【NHKマイルC】テトラドラクマ田辺 優しい師匠に恩返しだ

2018年05月03日 21時32分

テトラドラクマのクイーンC優勝時の田辺騎手と小西調教師(右、撮影=平松さとし)

【平松さとしの重賞サロン】2000年、田辺裕信騎手は競馬学校の2年生だった。実習生として美浦・小西一男厩舎に来るようになると「競馬場への往復が苦痛だった」と苦笑して語る。

「小西先生が運転する車で競馬場まで行くのですが、先生は寡黙な人なので車内は全く会話がありませんでした。
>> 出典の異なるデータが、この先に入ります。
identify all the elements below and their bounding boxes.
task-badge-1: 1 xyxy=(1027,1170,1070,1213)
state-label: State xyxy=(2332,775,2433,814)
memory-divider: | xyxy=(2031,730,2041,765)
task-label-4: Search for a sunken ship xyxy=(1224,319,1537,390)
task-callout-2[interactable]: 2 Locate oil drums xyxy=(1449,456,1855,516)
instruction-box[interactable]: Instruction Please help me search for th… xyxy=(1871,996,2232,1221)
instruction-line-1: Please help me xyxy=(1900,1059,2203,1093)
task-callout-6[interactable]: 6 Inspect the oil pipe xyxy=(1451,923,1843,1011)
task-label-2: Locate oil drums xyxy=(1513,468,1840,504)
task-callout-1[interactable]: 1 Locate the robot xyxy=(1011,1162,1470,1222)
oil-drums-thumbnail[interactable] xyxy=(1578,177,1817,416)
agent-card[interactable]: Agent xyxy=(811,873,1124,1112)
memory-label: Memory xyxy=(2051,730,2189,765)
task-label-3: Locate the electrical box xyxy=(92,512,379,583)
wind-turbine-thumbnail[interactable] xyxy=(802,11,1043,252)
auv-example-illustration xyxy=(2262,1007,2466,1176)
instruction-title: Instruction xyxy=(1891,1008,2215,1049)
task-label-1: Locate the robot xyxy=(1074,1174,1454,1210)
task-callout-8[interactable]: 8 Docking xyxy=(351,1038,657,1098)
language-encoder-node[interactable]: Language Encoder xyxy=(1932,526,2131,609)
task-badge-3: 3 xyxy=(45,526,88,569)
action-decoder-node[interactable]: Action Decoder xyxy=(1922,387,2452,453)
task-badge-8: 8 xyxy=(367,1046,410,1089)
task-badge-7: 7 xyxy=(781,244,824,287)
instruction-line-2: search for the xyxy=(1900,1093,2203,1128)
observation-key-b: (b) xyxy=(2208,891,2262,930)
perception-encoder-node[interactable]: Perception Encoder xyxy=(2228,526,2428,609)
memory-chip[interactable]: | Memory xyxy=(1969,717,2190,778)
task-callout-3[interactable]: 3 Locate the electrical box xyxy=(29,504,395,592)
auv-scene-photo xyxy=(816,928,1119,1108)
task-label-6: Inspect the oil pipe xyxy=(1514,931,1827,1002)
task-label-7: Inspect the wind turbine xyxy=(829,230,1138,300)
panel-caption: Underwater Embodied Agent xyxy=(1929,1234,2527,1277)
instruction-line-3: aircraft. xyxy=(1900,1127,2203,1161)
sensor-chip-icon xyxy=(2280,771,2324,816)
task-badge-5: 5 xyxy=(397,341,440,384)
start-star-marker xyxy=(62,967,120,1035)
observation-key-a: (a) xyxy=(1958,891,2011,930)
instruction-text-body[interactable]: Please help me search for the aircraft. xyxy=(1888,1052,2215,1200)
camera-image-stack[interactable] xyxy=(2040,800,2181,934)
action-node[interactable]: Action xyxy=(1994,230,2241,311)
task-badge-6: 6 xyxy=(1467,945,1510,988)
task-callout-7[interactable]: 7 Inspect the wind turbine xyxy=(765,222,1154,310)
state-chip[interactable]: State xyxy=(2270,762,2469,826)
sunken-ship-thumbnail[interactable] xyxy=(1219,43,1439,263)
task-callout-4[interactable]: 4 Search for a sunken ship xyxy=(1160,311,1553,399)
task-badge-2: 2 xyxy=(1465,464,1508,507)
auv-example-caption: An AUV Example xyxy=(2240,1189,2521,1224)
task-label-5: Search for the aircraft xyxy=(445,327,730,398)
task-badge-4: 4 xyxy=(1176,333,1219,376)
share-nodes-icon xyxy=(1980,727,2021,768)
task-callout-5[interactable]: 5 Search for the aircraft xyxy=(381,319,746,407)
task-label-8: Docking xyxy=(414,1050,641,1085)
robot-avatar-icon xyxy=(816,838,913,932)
土日は朝早くから調教をしているので眠気に耐えるのが大変でした」

 これが苦痛の原因だと言うが、ある日、どうしても耐え切れずに寝てしまったと言う。

「でも、先生は文句を言うわけでもなく相変わらず黙っているから、そのうち寝る回数が増えていきました」

 すると小西師が次のように言った。

「後ろの席で寝ていいよ」

 素直に寝るようになって何日目かに、田辺騎手はさらに驚かされることになる。

「枕が用意されていたんです」

 こんなに優しい先生はいないと思うという師匠の馬で、今年の2月には重賞を勝利した。それがクイーンCを優勝したテトラドラクマだ。疲労が回復せずに桜花賞を回避したが、その後、じっくりと間を空けて今週末のNHKマイルC(日曜=6日、東京芝1600メートル)に登録してきた。
「優しい師匠の馬で大きいところを勝ちたい」と語る田辺騎手の願いがかなうよう、応援したい。